Bengaluru, Jul 22 (IANS): Congress Vice President Rahul Gandhi on Friday warned the ruling NDA government against distorting the Constitution and implementing the agenda of the RSS.
"The aim of the union government is to distort the Constitution, which was drafted by B R Ambedkar, and implement the RSS agenda. We should go by what Ambedkar had exhorted us to do - educate, organise and agitate," he said at an international conference here.
Inaugurating an international conference on "Quest for Equity: Reclaiming Social Justice, Re-visiting Ambedkar", Gandhi said truth and power were not the same.
"Truth and power are not the same thing. Truth is what stands up to power," he told the gathering at the opening ceremony of the three-day conference organised by the state government.
Citing a few influential leaders and change makers the world over, Gandhi said iconic personalities like Mahatma Gandhi, Ambedkar and and American civil rights activist Martin Luther King Jr had the ability and courage to speak the truth of power.

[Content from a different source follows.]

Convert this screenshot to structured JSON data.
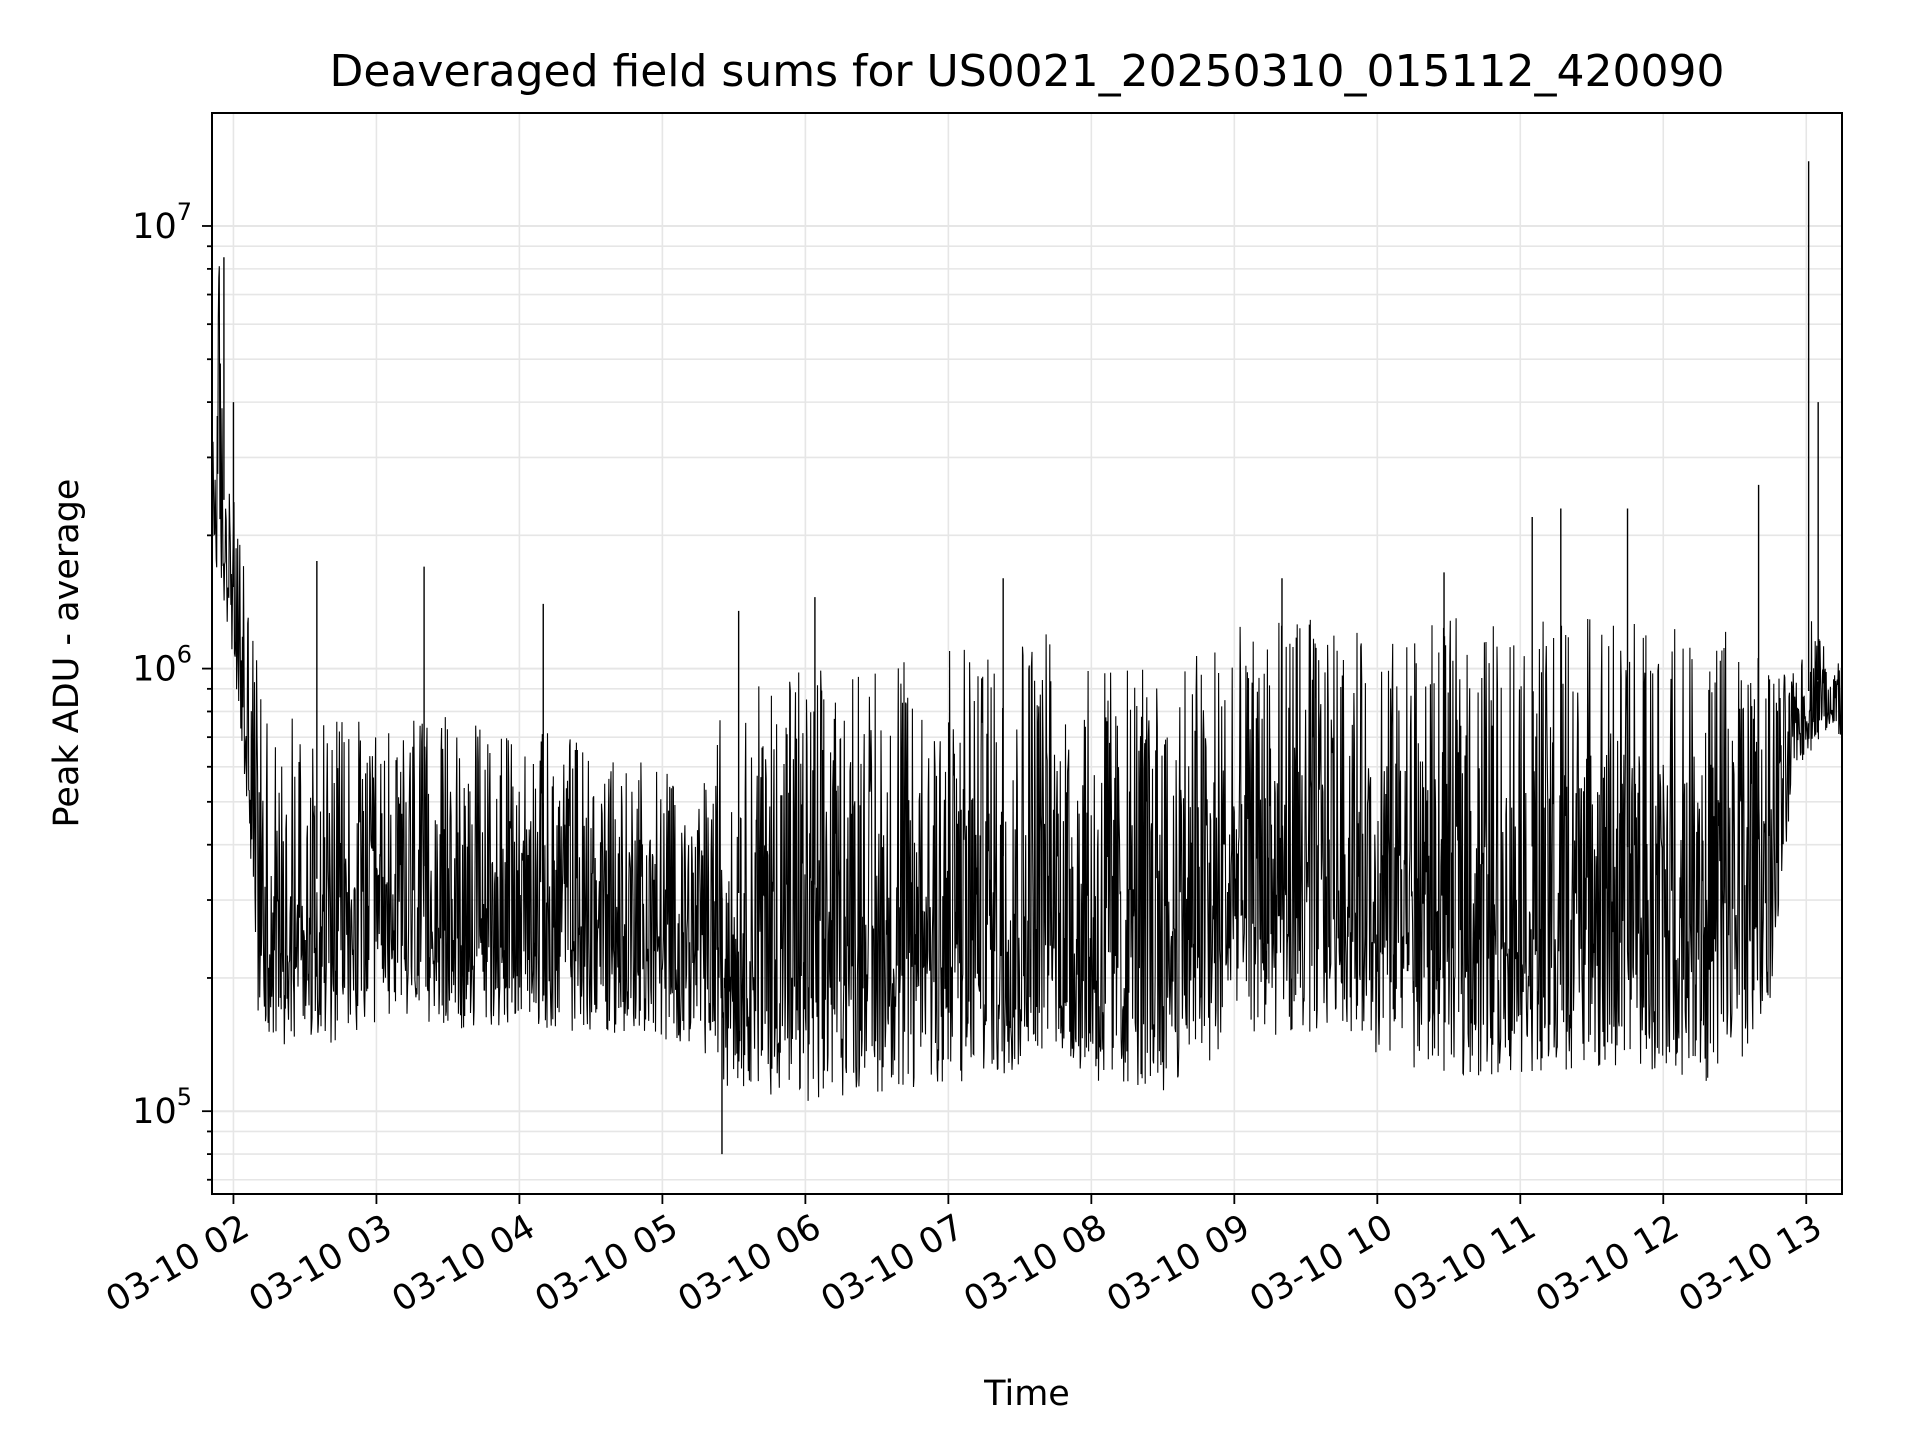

"Though the emperor is naked, none had the courage to point it out due to oppression, weakening of the institutions and subversion of democracy to serve the narrow purpose of a few," he asserted.
Drawing parallels to Adolf Hitler's assertion that reality was best understood when it was suppressed, he said a dangerous and global epidemic was to distort truth.
Gandhi also decried casteism and untouchability that were still prevalant across the country.
Human rights activist Martin Luther King III, son of the legendary American civil rights leader, said that like US President Donald Trump's campaign, the election of Prime Minister Narendra Modi had unleahsed animosity against the minorities.
"Parallels abound between the 'alt-right' in the US and the 'Hindu-extreme right' in India," he said.
Organised by the Karnataka government, the conference will unveil the 'Bengaluru Declaration' outlining specific constitutional, institutional and policy responses to concerns of equity, human rights, freedom and democracy.